80 años de “Meet John Doe” (1941): Las manos sucias
En ocasiones sucede que la opinión que tenías de un artista cambia de forma irremediable, sea porque fuiste alejándote sin remedio de su obra y ya eres incapaz de salir a defenderla, o porque alguien plantó en un momento dado la semilla de la duda, ésta creció sin medida y súbitamente tienes frente tuyo un bosque de “peros” que ahora ocupa el lugar de esos filmes que tanto disfrutaste en el pasado.
A algunos eso les ocurre estos días con Woody Allen —y es entendible—, pero a mí me pasó hace años con Frank Capra. Y todavía no me recupero. En serio.
No lo hago porque las películas del joven Frank te pegan como un tren, en especial si tienes poco más de veinte y estás comenzando a sumergirte en el Hollywood clásico (antes del streaming era más fácil: el cable solía programarlas; hoy, la única solución parece ser el torrent). Es en ese escenario que la dinámica y el optimismo de “It Happened One Night” (1934) o “Mr. Deeds Goes to Town” (1936), y los ideales mancillados de “Mr. Smith Goes to Washington” (1939) calan hondo y no se olvidan; al revés, se convierten en parte de tu paisaje a medida que las contrastas con sus contemporáneas o puedes ir apreciando su influencia en el tiempo; en fin, Capra se vuelve rápido una moneda de cambio cinéfila a la que puedes echar mano hasta que te topas con las sombras. Vaya qué sombras.
Gran parte de la culpa la tiene un libro gordo: “The Catastrophe of Success” (1992), la biografía de Capra, magníficamente escrita por el historiador Joseph McBride hace casi treinta años. Tal como nos ocurrió a muchos, McBride se fascinó de joven con los clásicos de Frank, quiso indagar más, se preguntó cómo es que la carrera del director se eclipsó tras la década del 50 y cómo fue que hizo para convertir su libro de memorias —”The Name Above the Title” (1971)— en un superventas, sobre todo considerando que buena parte de lo que figuraba en sus páginas era exagerado, inexacto o simplemente falso. Indagó tan profundo que Capra emergía desde la página más cercano del doblez y cruel Mr. Potter que del abnegado (y algo neurótico) George Bailey, de “It’s a Wonderful Life” (1946). Acaso el descubrimiento más grande del libro fue que la gran reserva moral de los filmes de Capra no era el propio director sino su guionista en la gran mayoría de sus celebrados títulos: Robert Riskin. La sociedad entre ambos había comenzado a principios de los años 30 y se prolongó a través de una decena de películas, las mejores en la carrera del cineasta, y se detiene en 1941, tras la única película que ambos produjeron en conjunto e independiente de los Estudios: “Meet John Doe”.

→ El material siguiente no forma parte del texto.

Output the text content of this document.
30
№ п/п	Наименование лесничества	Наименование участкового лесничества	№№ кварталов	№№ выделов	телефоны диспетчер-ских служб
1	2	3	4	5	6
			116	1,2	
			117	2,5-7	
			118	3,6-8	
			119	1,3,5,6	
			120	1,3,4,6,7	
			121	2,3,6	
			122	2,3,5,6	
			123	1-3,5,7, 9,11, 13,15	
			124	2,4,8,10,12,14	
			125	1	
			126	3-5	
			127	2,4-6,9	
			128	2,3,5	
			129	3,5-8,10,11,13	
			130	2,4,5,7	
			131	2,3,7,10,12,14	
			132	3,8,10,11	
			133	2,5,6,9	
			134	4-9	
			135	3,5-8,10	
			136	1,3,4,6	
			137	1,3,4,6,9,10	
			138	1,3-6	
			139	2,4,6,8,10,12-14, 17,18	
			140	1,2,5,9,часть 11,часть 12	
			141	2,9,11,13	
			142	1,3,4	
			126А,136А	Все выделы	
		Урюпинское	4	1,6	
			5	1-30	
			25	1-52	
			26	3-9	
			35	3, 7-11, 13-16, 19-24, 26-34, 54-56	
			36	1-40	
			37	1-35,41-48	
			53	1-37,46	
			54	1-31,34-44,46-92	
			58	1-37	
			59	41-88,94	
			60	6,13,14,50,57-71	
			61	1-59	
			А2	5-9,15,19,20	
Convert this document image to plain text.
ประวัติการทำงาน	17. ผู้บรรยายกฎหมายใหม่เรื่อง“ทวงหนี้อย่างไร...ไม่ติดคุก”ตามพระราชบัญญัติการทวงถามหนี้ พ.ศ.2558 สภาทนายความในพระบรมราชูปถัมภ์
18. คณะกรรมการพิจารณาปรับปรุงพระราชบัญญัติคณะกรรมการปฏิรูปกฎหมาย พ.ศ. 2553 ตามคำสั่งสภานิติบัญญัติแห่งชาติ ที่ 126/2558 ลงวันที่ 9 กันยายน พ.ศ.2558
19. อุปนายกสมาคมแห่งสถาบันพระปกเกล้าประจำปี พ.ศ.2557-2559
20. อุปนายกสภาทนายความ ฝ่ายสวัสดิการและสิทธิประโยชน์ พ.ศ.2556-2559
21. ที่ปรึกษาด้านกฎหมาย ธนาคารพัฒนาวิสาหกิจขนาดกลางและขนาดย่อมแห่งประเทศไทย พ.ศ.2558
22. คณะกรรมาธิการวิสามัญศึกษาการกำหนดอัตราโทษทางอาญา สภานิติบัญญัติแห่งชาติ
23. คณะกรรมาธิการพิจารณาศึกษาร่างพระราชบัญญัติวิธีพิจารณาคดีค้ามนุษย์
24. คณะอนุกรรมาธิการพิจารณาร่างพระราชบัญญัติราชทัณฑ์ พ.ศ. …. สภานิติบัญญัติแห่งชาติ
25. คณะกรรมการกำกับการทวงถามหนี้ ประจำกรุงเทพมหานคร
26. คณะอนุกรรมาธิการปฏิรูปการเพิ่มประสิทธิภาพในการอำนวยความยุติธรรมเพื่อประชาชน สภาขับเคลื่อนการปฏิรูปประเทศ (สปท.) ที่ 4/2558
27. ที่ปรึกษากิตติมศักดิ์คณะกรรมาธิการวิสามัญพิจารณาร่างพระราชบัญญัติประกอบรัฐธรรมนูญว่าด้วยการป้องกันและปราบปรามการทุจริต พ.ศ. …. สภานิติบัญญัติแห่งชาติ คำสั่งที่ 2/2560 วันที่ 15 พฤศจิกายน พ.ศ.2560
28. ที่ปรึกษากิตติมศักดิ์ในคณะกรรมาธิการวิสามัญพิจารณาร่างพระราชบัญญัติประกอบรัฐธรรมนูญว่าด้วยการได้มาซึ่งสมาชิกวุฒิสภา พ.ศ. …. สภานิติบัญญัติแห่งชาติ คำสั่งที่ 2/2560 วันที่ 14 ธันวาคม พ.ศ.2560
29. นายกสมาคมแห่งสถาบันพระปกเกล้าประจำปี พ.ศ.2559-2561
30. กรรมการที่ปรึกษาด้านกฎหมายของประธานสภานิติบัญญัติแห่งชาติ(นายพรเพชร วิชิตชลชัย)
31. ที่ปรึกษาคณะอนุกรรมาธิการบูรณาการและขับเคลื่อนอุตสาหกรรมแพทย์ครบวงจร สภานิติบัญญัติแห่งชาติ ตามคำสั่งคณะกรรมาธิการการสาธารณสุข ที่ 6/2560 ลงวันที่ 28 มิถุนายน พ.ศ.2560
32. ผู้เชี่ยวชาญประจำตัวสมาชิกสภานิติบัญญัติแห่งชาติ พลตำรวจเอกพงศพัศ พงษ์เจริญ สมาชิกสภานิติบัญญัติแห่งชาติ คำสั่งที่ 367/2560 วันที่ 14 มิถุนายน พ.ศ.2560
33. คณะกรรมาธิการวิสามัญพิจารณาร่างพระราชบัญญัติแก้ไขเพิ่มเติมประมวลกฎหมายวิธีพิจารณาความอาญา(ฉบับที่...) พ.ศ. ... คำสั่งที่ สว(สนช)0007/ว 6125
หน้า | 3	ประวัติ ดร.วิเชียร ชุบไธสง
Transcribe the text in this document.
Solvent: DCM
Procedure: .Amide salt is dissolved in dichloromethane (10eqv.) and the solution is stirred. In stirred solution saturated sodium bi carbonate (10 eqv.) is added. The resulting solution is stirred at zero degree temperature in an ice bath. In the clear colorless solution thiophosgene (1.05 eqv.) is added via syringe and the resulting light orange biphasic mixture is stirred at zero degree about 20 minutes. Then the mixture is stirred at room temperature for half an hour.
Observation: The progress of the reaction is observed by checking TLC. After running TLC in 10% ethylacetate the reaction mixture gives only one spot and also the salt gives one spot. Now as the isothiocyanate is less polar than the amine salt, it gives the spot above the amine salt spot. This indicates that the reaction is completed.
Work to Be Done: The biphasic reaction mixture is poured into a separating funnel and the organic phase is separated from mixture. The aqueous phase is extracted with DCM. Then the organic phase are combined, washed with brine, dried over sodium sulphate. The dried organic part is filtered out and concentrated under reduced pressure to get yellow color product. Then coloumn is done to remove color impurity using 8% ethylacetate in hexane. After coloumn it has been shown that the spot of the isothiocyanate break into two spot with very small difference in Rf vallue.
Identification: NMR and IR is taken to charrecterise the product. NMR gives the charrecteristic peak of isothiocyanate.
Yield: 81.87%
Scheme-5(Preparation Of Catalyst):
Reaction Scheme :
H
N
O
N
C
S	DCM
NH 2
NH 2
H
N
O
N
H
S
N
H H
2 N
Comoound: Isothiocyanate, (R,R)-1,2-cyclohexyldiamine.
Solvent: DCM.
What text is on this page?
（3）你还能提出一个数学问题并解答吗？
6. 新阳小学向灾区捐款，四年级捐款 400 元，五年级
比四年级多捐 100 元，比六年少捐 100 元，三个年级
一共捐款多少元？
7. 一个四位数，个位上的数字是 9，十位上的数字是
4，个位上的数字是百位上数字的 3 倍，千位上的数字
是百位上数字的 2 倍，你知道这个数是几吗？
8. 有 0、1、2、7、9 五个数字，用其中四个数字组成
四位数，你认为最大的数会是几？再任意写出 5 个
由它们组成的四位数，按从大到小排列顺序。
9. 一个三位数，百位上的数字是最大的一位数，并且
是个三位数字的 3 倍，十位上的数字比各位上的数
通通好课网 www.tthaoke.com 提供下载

Nominalmente, la película es la historia de Long John Willoughby, un don nadie (Gary Cooper) que llega a convertirse en una personalidad nacional y en un potencial candidato político, tras pretenderse el celebrado autor de una serie de columnas publicadas en The New Bulletin en que protesta acerca de un cuánto hay de la sociedad moderna y sus males, amenazando nada menos que con suicidarse saltando desde el edificio de la alcaldía no bien llegue la Navidad. Vista así la película es otra más de las fábulas ideadas por Capra y Riskin al alero de la Gran Depresión y los planes sociales del presidente Franklin Roosevelt, pero la cosa cambia cuando desplazamos el punto de vista hacia Ann Mitchell (Barbara Stanwyck), la periodista que realmente escribe los textos de “John Doe” y quien inventó al personaje en un conato de venganza tras ser despedida por el mismo diario que luego le ruega volver para continuar alimentando la gallinita de los huevos dorados. En cierto modo es ella, y no Long John, la verdadera protagonista del filme; una figura tan fascinante, como repelente y desesperada: “John Doe” no es sólo hija de su imaginación sino producto de sus literales aletazos lanzados contra su empleador, con tal de no quedar en la calle. Poco hay de idealismo y abnegación ahí, y sí mucho de mendacidad, individualismo y supervivencia a cualquier costo. A veces me pregunto si Riskin no habrá estado pensando en su amigo —y pronto ex-amigo— Frank, al escribir el papel de Ann. Tal como ella, el director sabía de vida callejera, pobreza y necesidad; y sabía que era capaz de hacer cualquier cosa para erradicar esos fantasmas. Lo siento por Jimmy Stewart y sus legendarios papeles para el cineasta, pero en la piel de Stanwyck, la tormentosa Ann Mitchell emerge como una antiheroína quintaesencial, un personaje de manos y conciencia sucia, digna de tiempos salvajes, digna de estos tiempos.